This year, the day before Ivy’s birthday, I went for a walk feeling unsure of how to carry all the emotions I was experiencing. This day is also the day of my divorce. I remember sitting in the courtroom, flustered and overridden with the weight of how the decision to sign would change everything. Tears were streaming down my cheeks. Why oh why did it have to happen on her birthday? This day represented not just a celebration of life but of a death also. A death of a marriage that wasn’t able to thrive. A day when my baby was born from the very union that should have lasted until ‘death do us part.’


Feeling the heaviness by the overlap of these two events, I decided to take a different route than I normally do and happened upon a wall. It was stunning. Boston Ivy vines consumed the whole wall, clinging and climbing on every brick.


And that’s when it struck me…Ivy. Her name means faithfulness and God’s gift. She came after my miscarriage—a gift I didn’t know I’d ever receive again.
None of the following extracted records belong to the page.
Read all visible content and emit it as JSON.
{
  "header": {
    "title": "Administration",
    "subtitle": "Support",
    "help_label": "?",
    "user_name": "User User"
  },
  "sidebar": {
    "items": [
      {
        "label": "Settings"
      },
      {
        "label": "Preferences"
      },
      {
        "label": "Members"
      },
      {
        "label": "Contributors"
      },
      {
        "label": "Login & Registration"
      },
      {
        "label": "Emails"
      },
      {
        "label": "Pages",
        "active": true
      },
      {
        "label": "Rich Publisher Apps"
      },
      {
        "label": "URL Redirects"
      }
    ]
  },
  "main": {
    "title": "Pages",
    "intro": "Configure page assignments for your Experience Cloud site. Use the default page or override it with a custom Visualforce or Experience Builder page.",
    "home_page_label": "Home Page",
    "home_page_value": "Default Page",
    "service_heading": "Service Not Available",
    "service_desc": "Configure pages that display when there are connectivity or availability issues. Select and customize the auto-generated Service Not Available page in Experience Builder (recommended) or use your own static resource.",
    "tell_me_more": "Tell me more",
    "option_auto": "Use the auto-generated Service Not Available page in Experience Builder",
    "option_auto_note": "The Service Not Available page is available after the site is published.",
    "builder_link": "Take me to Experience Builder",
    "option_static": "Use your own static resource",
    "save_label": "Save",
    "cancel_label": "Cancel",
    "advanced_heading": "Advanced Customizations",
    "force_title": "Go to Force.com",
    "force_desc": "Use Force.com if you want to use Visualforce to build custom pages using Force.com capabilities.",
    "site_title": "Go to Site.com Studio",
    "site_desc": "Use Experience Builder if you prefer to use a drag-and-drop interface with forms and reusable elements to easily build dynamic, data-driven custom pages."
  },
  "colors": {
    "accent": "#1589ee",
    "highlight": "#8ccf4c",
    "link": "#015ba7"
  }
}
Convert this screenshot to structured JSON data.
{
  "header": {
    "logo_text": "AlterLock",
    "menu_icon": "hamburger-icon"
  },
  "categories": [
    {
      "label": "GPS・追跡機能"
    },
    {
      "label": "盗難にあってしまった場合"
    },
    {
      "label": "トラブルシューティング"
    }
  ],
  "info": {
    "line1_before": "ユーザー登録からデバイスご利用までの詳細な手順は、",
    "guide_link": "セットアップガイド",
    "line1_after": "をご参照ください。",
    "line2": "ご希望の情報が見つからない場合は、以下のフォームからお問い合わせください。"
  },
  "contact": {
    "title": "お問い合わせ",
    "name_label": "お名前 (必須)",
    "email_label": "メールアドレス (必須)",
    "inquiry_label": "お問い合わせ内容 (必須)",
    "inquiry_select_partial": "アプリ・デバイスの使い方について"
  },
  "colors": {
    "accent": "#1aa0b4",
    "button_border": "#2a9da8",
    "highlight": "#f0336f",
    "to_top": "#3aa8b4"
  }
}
And now, years later, God used a literal wall of ivy to remind me of His unwavering faithfulness- that it’s just as covering…just as present. He’s carried me through loss and rebuilding, and even when I’ve felt directionless, He’s been establishing my steps.


These days I’ve been surprised by grief and overwhelming emotions of having to be everything for my children and at my job while not being good enough at any of it. However, looking at these vines and what it symbolized, I felt a sense of peace. In no way am I meant to do this road alone. God has been faithful to provide and establish my steps. Why do I even doubt that He will continue to do that? That He has a plan in all of this? Why am I afraid to hope that God will redeem my past? All He asks of me is to abide in Him and cling to Him… much like these ivy vines. I don’t have to have it all together and we’re not meant to. His transformative work in us is done best when we let go and allow Him to guide our steps.


That particular ivy doesn’t grow in winter—it dies back. But spring brings it to life again. New life…real transformation…only comes after death. Just a week after Easter, I stood in front of a resurrection metaphor, rooted in the very thing that once looked barren.


Ivy’s birthday doesn’t have to carry the sting of what was lost. It can be a marker of what God gave, and what He’s still transfoming.